Movie Review: Terminator Salvation
The machines are winning.
That's how I felt after “Terminator Salvation,” the fourth installment in a franchise that used to make us care about the characters but has now – in the hands of director McG (“Charlie's Angels”) – turned into a mechanical exercise in pointless action.
Granted, it's great action. Terrific special effects. Pulse-pounding pacing.
But it's a case of diminishing returns. “Salvation” so keeps its characters at arm's length that after a while it really doesn't matter what happens to them.
Like the recent “Star Trek” movie, this is an attempt to reboot a perennial by approaching it from a different angle. The first three “Terminator” films (released in 1984, 1991 and 2003) were set in the “present” and were about preventing Judgment Day, when the world's computers and machines would turn on their human creators.
“Terminator Salvation,” though, is set after Judgment Day. Earth's cities are smoldering ruins.
The now-adult John Connor (Christian Bale) grew up being told he would lead humanity to triumph over the machines. But at this point Connor is only a regional guerrilla commander whose ideas are overruled by the Resistance's hierarchy.
The screenplay by John D. Brancato and Michael Ferris' pivots on two plots. The first is the development of the T-800, the flesh-encased Terminator played by Arnold Schwarzenegger in the original. Human freedom fighters are accustomed to the more primitive T-600s, which have rubbery faces that don't fool anybody. But the T-800 is so convincing, you'd never suspect it's not human.
Marcus Wright (Aussie actor Sam Worthington) emerges from the wreckage of a bombed-out terminator manufacturing plant with no memories or clothing. He hooks up with a young fugitive named Kyle Reese (Anton Yelchin, “Star Trek's” Chekov) and his mute child companion, Star (Jadagrace), and proves effective at fighting machines.
Actually we've seen Marcus before. In a prologue set in our present, he's a condemned criminal who donates his body to science – or at least to a scientist (Helena Bonham Carter) from some computer company called Cyberdyne Systems. (Gasp!) Once he emerges from the wreckage, he's determined to meet John Connor and, along the way, falls in love with a hotshot jet fighter pilot (Moon Bloodgood).
The other plot is about the efforts of John and Marcus to rescue Kyle, who has been captured by the machines. This is important because at some point in the future Kyle will be sent back in time to protect (and impregnate) John's mother, Sarah.
If Kyle is allowed to die at the hands of the machines, John Connor will never exist. The Resistance will collapse. The machines will win.
Yeah, it gives me a headache, too. And one of “Salvation's” big problems is that the gnarly knotted mythology keeps us from getting into characters who are shallow to begin with.
The original “Terminator” was a love story about time travel. “T2” was a love story about a boy and his pet killer robot… and about time travel.

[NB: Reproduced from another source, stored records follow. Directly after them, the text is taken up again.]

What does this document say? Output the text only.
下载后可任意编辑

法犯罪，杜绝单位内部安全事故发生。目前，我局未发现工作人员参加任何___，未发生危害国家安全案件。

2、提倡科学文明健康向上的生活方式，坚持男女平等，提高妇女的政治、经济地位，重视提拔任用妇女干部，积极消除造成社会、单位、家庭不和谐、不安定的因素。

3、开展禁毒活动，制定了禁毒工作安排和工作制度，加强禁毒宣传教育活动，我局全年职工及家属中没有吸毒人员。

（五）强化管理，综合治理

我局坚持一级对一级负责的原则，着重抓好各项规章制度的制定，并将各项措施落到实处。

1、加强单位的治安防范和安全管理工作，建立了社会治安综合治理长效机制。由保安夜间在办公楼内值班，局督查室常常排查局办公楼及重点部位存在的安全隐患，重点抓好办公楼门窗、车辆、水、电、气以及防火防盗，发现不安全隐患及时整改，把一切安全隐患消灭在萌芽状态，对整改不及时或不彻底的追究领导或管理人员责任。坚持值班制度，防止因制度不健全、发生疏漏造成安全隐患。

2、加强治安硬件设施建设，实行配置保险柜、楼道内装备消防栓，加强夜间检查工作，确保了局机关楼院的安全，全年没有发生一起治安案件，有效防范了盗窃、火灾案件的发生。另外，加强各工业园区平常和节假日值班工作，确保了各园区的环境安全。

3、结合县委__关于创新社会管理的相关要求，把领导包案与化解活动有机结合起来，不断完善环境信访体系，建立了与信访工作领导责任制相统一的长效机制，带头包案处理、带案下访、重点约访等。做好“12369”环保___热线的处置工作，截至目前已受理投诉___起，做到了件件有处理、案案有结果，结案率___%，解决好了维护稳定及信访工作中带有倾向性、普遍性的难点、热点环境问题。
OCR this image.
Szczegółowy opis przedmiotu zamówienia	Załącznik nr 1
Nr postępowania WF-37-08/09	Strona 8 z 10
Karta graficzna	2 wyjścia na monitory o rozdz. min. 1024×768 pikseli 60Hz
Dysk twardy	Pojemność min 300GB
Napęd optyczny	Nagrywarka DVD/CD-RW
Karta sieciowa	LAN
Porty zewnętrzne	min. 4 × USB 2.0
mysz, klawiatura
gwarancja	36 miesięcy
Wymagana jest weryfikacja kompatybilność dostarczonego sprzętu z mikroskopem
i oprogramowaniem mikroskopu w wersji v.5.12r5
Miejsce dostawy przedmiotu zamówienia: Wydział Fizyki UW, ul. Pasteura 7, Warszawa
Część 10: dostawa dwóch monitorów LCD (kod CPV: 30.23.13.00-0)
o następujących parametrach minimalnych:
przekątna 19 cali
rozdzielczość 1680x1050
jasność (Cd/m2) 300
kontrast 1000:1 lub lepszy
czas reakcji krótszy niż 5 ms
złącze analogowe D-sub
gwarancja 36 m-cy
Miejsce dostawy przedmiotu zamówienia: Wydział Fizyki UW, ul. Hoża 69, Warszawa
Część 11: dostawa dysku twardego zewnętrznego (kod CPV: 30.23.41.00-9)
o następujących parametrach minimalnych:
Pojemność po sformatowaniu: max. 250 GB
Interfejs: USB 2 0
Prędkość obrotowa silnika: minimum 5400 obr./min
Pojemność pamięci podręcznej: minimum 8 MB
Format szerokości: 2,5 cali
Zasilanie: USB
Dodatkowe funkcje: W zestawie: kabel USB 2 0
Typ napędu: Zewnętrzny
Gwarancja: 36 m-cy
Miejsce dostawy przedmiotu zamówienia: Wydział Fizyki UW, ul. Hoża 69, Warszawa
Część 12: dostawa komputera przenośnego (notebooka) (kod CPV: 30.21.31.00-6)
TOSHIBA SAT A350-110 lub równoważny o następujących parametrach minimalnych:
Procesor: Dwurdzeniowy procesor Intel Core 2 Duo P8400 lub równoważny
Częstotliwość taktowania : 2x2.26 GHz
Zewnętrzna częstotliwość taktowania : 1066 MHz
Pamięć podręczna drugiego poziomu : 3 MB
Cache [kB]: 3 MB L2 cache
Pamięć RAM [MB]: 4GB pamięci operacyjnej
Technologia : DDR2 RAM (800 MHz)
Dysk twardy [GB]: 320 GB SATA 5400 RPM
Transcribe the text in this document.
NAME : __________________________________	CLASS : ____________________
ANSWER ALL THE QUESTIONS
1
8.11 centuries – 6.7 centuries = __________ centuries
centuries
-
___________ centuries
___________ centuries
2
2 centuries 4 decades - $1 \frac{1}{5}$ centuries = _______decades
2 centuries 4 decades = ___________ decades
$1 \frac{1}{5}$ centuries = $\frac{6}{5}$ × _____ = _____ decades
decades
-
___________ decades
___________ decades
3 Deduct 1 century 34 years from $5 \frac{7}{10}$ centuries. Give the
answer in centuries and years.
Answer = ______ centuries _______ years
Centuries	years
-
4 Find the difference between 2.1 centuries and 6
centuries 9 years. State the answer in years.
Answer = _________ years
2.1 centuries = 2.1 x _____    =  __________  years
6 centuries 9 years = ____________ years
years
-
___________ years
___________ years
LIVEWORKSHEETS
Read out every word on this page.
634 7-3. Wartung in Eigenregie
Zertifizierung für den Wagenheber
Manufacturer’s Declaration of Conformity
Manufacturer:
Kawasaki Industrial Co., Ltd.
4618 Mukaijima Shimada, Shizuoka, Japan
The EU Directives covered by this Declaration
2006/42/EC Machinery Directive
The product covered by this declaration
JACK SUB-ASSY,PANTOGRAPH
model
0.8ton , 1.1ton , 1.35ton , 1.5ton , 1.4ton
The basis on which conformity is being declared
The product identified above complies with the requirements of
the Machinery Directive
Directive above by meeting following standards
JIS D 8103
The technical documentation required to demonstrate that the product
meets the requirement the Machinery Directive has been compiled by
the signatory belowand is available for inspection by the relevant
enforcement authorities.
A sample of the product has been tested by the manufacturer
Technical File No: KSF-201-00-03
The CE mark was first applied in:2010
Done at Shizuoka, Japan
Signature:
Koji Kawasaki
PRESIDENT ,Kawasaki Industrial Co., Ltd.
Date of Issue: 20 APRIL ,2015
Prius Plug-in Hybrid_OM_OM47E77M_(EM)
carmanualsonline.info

“Terminator Salvation,” though, has no real relationships and no time travel. It hasn't yet been invented.
Bale's John Connor is a flinty-eyed stoic and about as interesting as a two-by-four (a Batman suit might have helped). He's got a pregnant wife, Kate (the same character that was played by Claire Danes in “T3”), but in this colorless role the usually excellent Bryce Dallas Howard is wasted.
Yelchin is, well, boyish as young Reese, but he's not exactly overflowing with personality. Bloodgood is a bit more intriguing as a gung-ho woman warrior.
The best performance comes from Worthington as the conflicted Marcus, torn between his conviction that he's human and the growing evidence to the contrary.
Frankly, most of these roles could have been played by marionettes with about the same impact.
But the movie looks great, anyway. The production designers have had a field day. They give us flying machines. Riderless motorcycles like machine guns on wheels. Towering machines that look like Transformers. Nasty aquatic sentinels that resemble voracious metallic eels. And, of course, various T-600s and T-800s.
Plus, the flick is jammed with references to earlier “Terminator” movies and shout-outs to the “Mad Max” movies (the mute child Star could be a cousin of the Feral Kid from “The Road Warrior”) and other apocalyptic sci-fi classics.
“Terminator Salvation” dishes plenty of eye candy and thrills. But it has none of the emotion or intellectual resonance of the first two James Cameron-directed installments.
It's basically a cheap thrill. An expensive cheap thrill.